Jadi, Tadulako tak hanya menjadi simbol keteladanan, kepemimpinan, dan keberanian nenek moyang suku Behoa.
Itu
karena, menurut K.S. Malonta, tokoh masyarakat adat Behoa di Desa
Torire, “Nama Tadulako untuk patung di Behoa itu, sudah dikenal sejak
dulu. Nama itu juga simbol persatuan dan kesatuan.”
Di
dekat Patung Tadulako terdapat dua Kalamba, semacam gentong batu besar.
Tiga megalit tersebut hanya sebagian kecil dari puluhan patung manusia
baik yang berdiri maupun yang rebah, kalamba, batu-batu dakon, dan
lainnya yang tersebar di lembah Behoa. Tak hanya berujud patung manusia,
ada juga patung kerbau, biawak, dan monyet. Patung-patung itu terletak
di Bukit Pokokea, Kampung Bariri, sekitar 4 km dari Doda. Peninggalan
megalit juga dapat ditemukan di Desa Hanggira dan Lempe.
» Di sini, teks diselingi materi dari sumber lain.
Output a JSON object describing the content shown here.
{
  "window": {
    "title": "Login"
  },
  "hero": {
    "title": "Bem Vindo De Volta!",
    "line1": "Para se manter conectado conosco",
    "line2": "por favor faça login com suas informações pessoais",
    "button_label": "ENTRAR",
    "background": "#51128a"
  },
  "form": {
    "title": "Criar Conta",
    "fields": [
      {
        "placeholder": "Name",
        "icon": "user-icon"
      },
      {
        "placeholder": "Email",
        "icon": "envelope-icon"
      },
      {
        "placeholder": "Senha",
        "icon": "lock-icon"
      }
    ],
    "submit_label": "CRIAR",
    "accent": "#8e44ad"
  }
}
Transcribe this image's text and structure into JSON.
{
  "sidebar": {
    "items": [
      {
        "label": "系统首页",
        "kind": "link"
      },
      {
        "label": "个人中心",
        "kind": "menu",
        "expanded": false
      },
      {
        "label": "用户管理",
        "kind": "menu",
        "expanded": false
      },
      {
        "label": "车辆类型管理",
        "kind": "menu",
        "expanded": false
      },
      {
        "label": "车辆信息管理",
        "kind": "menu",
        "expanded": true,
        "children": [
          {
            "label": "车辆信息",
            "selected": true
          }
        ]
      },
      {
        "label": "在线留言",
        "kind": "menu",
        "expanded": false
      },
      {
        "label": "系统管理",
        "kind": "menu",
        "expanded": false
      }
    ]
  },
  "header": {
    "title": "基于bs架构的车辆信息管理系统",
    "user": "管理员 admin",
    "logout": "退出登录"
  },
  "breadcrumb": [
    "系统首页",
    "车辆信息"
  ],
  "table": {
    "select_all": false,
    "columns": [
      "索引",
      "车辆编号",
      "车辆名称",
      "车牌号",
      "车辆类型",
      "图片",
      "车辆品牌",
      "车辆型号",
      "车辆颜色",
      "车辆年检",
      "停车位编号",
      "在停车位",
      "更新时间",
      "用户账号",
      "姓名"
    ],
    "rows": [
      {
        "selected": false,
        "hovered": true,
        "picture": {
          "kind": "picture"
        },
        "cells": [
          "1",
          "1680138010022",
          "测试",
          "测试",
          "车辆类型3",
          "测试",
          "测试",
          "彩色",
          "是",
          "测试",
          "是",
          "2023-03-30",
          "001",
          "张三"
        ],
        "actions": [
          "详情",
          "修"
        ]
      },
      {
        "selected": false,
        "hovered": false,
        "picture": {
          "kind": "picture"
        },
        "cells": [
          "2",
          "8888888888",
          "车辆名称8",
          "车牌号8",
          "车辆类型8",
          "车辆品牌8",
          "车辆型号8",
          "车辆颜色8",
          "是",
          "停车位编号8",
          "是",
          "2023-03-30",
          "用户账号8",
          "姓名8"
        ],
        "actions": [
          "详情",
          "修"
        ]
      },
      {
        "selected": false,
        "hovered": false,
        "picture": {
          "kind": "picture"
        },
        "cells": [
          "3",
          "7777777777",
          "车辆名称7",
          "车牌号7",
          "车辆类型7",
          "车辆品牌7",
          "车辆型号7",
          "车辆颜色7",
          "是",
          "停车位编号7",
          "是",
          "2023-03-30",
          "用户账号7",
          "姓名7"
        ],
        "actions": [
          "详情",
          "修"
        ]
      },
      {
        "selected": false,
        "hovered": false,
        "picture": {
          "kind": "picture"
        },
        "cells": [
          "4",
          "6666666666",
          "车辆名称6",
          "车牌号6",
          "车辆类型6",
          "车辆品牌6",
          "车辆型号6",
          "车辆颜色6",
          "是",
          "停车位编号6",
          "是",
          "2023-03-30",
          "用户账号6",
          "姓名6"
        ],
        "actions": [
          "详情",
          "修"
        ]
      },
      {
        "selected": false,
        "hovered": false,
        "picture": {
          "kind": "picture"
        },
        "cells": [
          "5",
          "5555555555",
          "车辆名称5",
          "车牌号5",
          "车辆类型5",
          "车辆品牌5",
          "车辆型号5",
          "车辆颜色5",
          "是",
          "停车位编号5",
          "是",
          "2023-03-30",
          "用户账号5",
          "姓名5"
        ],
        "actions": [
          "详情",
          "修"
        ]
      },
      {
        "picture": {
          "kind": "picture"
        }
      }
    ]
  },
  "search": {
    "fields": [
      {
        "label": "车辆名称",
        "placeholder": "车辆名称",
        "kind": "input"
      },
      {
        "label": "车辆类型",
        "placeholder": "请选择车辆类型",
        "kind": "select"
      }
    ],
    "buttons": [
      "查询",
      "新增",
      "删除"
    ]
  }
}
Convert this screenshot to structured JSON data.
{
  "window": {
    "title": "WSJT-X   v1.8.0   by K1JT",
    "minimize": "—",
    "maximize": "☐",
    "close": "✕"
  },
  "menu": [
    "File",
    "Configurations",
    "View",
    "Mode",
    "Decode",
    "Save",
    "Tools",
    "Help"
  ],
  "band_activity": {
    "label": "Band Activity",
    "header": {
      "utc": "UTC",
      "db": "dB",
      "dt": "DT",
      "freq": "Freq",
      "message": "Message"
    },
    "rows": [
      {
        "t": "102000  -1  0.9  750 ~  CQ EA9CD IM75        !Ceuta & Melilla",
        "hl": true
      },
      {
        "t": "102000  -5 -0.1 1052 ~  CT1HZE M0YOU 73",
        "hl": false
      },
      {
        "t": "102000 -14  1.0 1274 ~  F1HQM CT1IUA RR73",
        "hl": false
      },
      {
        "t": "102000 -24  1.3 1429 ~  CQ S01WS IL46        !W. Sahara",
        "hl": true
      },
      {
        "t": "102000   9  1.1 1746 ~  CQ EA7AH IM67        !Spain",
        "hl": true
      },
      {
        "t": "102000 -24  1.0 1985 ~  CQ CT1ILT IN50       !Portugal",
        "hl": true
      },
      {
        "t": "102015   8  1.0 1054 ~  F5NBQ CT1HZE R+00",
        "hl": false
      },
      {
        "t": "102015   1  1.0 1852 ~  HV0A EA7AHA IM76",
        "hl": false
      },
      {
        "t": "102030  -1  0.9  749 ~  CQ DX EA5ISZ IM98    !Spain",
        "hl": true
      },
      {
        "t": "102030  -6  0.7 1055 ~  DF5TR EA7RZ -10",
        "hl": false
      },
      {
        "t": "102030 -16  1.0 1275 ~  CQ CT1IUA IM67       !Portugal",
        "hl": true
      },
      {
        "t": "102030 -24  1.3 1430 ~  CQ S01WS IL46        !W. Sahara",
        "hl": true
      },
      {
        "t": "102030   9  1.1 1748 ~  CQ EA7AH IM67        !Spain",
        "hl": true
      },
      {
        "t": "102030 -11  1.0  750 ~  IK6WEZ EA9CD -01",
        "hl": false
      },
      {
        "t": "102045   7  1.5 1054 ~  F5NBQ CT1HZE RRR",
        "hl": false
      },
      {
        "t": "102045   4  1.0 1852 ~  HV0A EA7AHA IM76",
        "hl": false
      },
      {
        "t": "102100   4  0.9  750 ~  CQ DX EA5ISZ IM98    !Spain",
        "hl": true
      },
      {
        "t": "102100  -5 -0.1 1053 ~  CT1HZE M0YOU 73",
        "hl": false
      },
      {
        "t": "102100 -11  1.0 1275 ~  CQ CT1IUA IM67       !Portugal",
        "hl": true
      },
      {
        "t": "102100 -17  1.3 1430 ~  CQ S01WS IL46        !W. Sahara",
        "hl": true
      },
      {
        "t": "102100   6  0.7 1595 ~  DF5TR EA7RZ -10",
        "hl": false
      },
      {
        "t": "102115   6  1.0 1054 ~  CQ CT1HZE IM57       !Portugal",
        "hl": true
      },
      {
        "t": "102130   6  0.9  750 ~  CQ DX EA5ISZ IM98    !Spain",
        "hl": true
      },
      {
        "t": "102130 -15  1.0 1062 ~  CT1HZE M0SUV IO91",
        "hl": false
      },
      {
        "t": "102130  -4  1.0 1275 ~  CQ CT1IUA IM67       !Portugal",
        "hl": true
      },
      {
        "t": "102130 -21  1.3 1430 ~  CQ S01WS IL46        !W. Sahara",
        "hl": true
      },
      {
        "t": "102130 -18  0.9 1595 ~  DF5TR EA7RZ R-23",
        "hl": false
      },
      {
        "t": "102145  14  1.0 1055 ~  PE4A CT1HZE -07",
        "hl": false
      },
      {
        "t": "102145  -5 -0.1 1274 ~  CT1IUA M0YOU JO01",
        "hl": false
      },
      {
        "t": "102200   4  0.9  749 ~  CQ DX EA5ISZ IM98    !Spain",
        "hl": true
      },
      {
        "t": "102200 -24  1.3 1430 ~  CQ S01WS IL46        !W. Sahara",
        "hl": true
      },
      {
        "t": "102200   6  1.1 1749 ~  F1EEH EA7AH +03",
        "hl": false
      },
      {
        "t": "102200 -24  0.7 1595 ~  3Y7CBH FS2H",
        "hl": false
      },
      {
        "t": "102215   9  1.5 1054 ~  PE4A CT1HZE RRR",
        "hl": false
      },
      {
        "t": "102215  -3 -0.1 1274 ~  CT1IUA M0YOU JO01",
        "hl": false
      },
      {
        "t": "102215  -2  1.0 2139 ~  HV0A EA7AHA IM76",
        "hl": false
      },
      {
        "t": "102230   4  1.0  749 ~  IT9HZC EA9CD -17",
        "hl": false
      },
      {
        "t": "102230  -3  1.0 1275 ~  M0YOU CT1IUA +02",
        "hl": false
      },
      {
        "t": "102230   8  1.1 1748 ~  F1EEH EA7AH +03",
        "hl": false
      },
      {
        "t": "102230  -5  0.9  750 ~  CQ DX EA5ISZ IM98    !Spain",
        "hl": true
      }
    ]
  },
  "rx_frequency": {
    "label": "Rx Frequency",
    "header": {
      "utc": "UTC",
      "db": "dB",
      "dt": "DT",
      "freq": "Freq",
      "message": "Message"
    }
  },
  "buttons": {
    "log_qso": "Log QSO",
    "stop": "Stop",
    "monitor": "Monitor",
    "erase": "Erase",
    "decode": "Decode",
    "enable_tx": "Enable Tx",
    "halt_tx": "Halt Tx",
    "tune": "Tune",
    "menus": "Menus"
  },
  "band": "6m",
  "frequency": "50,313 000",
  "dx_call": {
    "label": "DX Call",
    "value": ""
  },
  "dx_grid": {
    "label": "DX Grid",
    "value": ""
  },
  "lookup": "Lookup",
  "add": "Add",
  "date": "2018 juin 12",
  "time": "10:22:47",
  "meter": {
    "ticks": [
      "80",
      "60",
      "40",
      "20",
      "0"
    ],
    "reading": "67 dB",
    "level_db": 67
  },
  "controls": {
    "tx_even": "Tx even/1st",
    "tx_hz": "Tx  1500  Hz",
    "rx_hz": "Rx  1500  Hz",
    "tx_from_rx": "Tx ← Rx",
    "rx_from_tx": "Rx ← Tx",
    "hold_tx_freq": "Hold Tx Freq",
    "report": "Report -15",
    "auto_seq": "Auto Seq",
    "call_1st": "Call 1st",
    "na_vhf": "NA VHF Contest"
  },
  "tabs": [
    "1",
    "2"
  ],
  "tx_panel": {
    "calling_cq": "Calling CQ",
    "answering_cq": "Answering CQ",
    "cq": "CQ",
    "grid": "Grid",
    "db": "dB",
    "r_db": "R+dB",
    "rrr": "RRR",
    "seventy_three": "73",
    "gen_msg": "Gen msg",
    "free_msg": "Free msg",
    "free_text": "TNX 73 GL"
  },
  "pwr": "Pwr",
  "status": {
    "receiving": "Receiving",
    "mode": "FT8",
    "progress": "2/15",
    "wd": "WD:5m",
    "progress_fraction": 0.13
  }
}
Masalahnya, apakah orang Behoa yang membuat peninggalan arkeologi tersebut?
“Secara
turun-temurun kami hanya tahu bahwa benda itu merupakan peninggalan
zaman dahulu. Kami tidak tahu, apakah leluhur kami yang membuat atau
bukan,” kata Eka Mujianto Winono tokoh masyarakat Doda yang asli Suku
Behoa.
Rumah tua antigempa
Selain
peninggalan megalit, di Doda terdapat pula rumah tua berusia ratusan
tahun dengan arsitektur tradisional Suku Behoa. Masyarakat menyebut
Tambi sebagai tempat kediaman dan Buho untuk lumbung padi. Dua bangunan
itu terletak di dekat lapangan bola, setelah sebelumnya si pemilik
memindahkan dari permukiman lama dekat sebuah bukit.
Kedua
bangunan tua milik T. Taro (71) itu terakhir kali ditempati tahun 1971.
Taro memilih menempati rumah biasa di samping Tambi, menyusul
dijadikannya rumah itu untuk cagar budaya oleh Direktorat Perlindungan
Sejarah dan Purbakala.
Seluruh
bagian bangunan Tambi maupun Buho terbuat dari kayu pilihan, baik tiang
penyangga maupun lantai, sedangkan atapnya dari bambu berlapis ijuk.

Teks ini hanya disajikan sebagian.